DOCTOR SLEEP – Stephen King
Un uomo e la sua bottiglia. Un residuo di umanità ed un fardello da trascinare lungo i bar disseminati per l’America. Dan Torrance ha molto da dimenticare, un passato che lo ha visto lottare contro demoni non suoi, ma Dan ha anche molto da voler evitare nel presente: incubi ricorrenti come spirali che inghiottono cumuli di morte, evocati nel piano del reale tramite un potere, la luccicanza (shining).
Un ritorno in lande così tanto adorate, un passaggio ulteriore all’interno della psiche di personaggi il cui passato e il cui futuro sono stati immaginati, costruiti e lasciati a maturare nelle pieghe della nostra mente per lunghi anni. Dare un seguito a Shining, o meglio alla vita del piccolo Doc, non può che suonare come eresia. Superato questo scoglio naturale si può sia lanciarsi nella lettura del suo seguito sia nell’analisi dello stesso con un minimo di distacco necessario, scoprendone la vera essenza: una storia adatta a lettori di (quasi) tutte le età che sarebbe potuta nascere dalla penna di (quasi) qualsiasi scrittore.
Doctor Sleep subisce un abisso tra il primo quarto del libro ed il resto, un’esaltante discesa nella vita devastata del povero Dan, un bambino che aveva imparato a rinchiudere dentro cassette di sicurezza della mente le proprie vivide (e tangibili) paure, e che si trova adesso a dover bere, bere e ancora bere per tentare di scacciarli via. Un continuo di immagini orrende che si susseguono nella sua mente, specialmente di notte quando si trova a mostrare i fianchi di fronte alla furia degli spiriti. Quale migliore condizione fisica, se non quella inebriata dall’alcol, per non lottare contro questo male ma schivarlo?

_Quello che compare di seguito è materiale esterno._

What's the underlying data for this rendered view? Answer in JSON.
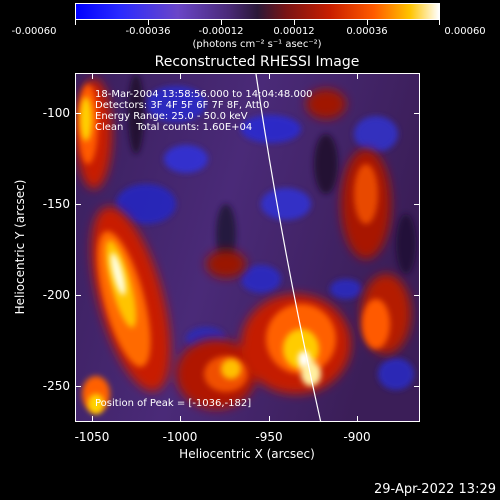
{
  "colorbar": {
    "tick_labels": [
      "-0.00060",
      "-0.00036",
      "-0.00012",
      "0.00012",
      "0.00036",
      "0.00060"
    ],
    "units": "(photons cm⁻² s⁻¹ asec⁻²)"
  },
  "title": "Reconstructed RHESSI Image",
  "annotations": {
    "time_range": "18-Mar-2004 13:58:56.000 to 14:04:48.000",
    "detectors": "Detectors: 3F 4F 5F 6F 7F 8F, Att 0",
    "energy": "Energy Range: 25.0 - 50.0 keV",
    "method": "Clean    Total counts: 1.60E+04",
    "peak": "Position of Peak = [-1036,-182]"
  },
  "axes": {
    "x_title": "Heliocentric X (arcsec)",
    "y_title": "Heliocentric Y (arcsec)",
    "x_ticks": [
      "-1050",
      "-1000",
      "-950",
      "-900"
    ],
    "y_ticks": [
      "-100",
      "-150",
      "-200",
      "-250"
    ]
  },
  "timestamp": "29-Apr-2022 13:29",
  "colors": {
    "background": "#000000",
    "limb_line": "#ffffff"
  }
}
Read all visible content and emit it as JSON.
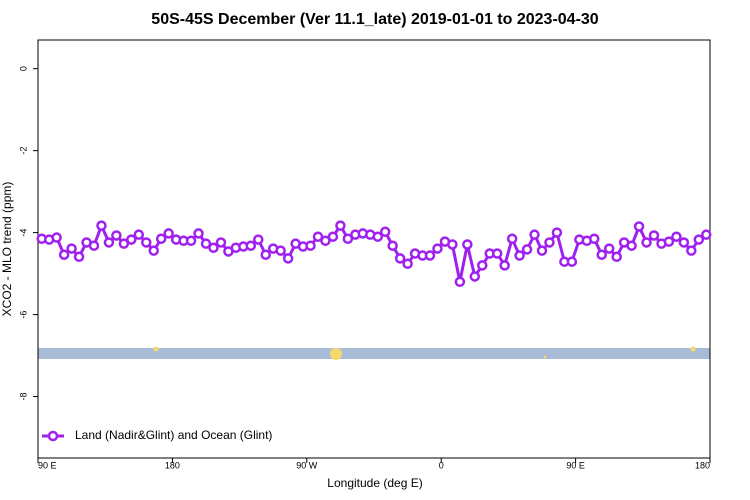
{
  "chart_data": {
    "type": "line",
    "title": "50S-45S December (Ver 11.1_late)   2019-01-01 to 2023-04-30",
    "x_label": "Longitude (deg E)",
    "y_label": "XCO2 - MLO trend (ppm)",
    "x": [
      92.5,
      97.5,
      102.5,
      107.5,
      112.5,
      117.5,
      122.5,
      127.5,
      132.5,
      137.5,
      142.5,
      147.5,
      152.5,
      157.5,
      162.5,
      167.5,
      172.5,
      177.5,
      182.5,
      187.5,
      192.5,
      197.5,
      202.5,
      207.5,
      212.5,
      217.5,
      222.5,
      227.5,
      232.5,
      237.5,
      242.5,
      247.5,
      252.5,
      257.5,
      262.5,
      267.5,
      272.5,
      277.5,
      282.5,
      287.5,
      292.5,
      297.5,
      302.5,
      307.5,
      312.5,
      317.5,
      322.5,
      327.5,
      332.5,
      337.5,
      342.5,
      347.5,
      352.5,
      357.5,
      362.5,
      367.5,
      372.5,
      377.5,
      382.5,
      387.5,
      392.5,
      397.5,
      402.5,
      407.5,
      412.5,
      417.5,
      422.5,
      427.5,
      432.5,
      437.5,
      442.5,
      447.5,
      452.5,
      457.5,
      462.5,
      467.5,
      472.5,
      477.5,
      482.5,
      487.5,
      492.5,
      497.5,
      502.5,
      507.5,
      512.5,
      517.5,
      522.5,
      527.5,
      532.5,
      537.5
    ],
    "series": [
      {
        "name": "Land (Nadir&Glint) and Ocean (Glint)",
        "color": "#a020f0",
        "values": [
          -4.15,
          -4.17,
          -4.12,
          -4.54,
          -4.39,
          -4.59,
          -4.24,
          -4.32,
          -3.83,
          -4.24,
          -4.07,
          -4.27,
          -4.17,
          -4.05,
          -4.24,
          -4.44,
          -4.15,
          -4.02,
          -4.17,
          -4.2,
          -4.2,
          -4.02,
          -4.27,
          -4.37,
          -4.24,
          -4.46,
          -4.37,
          -4.34,
          -4.32,
          -4.17,
          -4.54,
          -4.39,
          -4.44,
          -4.63,
          -4.27,
          -4.34,
          -4.32,
          -4.1,
          -4.2,
          -4.1,
          -3.83,
          -4.15,
          -4.05,
          -4.02,
          -4.05,
          -4.1,
          -3.98,
          -4.32,
          -4.63,
          -4.76,
          -4.51,
          -4.56,
          -4.56,
          -4.39,
          -4.22,
          -4.29,
          -5.2,
          -4.29,
          -5.07,
          -4.8,
          -4.51,
          -4.51,
          -4.8,
          -4.15,
          -4.56,
          -4.41,
          -4.05,
          -4.44,
          -4.24,
          -4.0,
          -4.71,
          -4.71,
          -4.17,
          -4.2,
          -4.15,
          -4.54,
          -4.39,
          -4.59,
          -4.24,
          -4.32,
          -3.85,
          -4.24,
          -4.07,
          -4.27,
          -4.22,
          -4.1,
          -4.24,
          -4.44,
          -4.17,
          -4.05
        ]
      }
    ],
    "xlim": [
      90,
      540
    ],
    "xticks": [
      {
        "value": 90,
        "label": "90 E"
      },
      180,
      {
        "value": 270,
        "label": "90 W"
      },
      {
        "value": 360,
        "label": "0"
      },
      {
        "value": 450,
        "label": "90 E"
      },
      {
        "value": 540,
        "label": "180"
      }
    ],
    "ylim": [
      -9.5,
      0.7
    ],
    "yticks": [
      0,
      -2,
      -4,
      -6,
      -8
    ],
    "legend": "lower left"
  }
}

Bottiglie su bottiglie che iniettano amarezza nell’anima, sporcandola per sempre.
La piccola Abra, sorta di immane contenitore di luccicanza, è un personaggio interessante ma incompleto, giovane ma al contempo adulto. Un carattere che avrebbe necessitato di approfondimento. Mentre proprio i “cattivi” di turno, il Vero Nodo, sorta di combriccola dedita alla ricerca di giovani vittime dove la luccicanza scintilla almeno un minimo, manca di incisività, non riesce mai ad essere il treno (o meglio il camper) di terrore capace di deragliare oltre lo spirito del lettore, lasciandolo attonito nell’orrore, come altri boogeyman hanno già fatto nel passato (Randall Flag su tutti). La tensione latita, l’evoluzione dei personaggi si arresta alla prima sezione, lo scontro finale privo di mordente, sangue e crescendo, non aiuta a coronare le cinquecento pagine che compongono Doctor Sleep, lasciando pensare al romanzo come scritto per motivi alimentari. Peccato che, dato l’illustre predecessore, il piatto (di shining) risulta indigesto.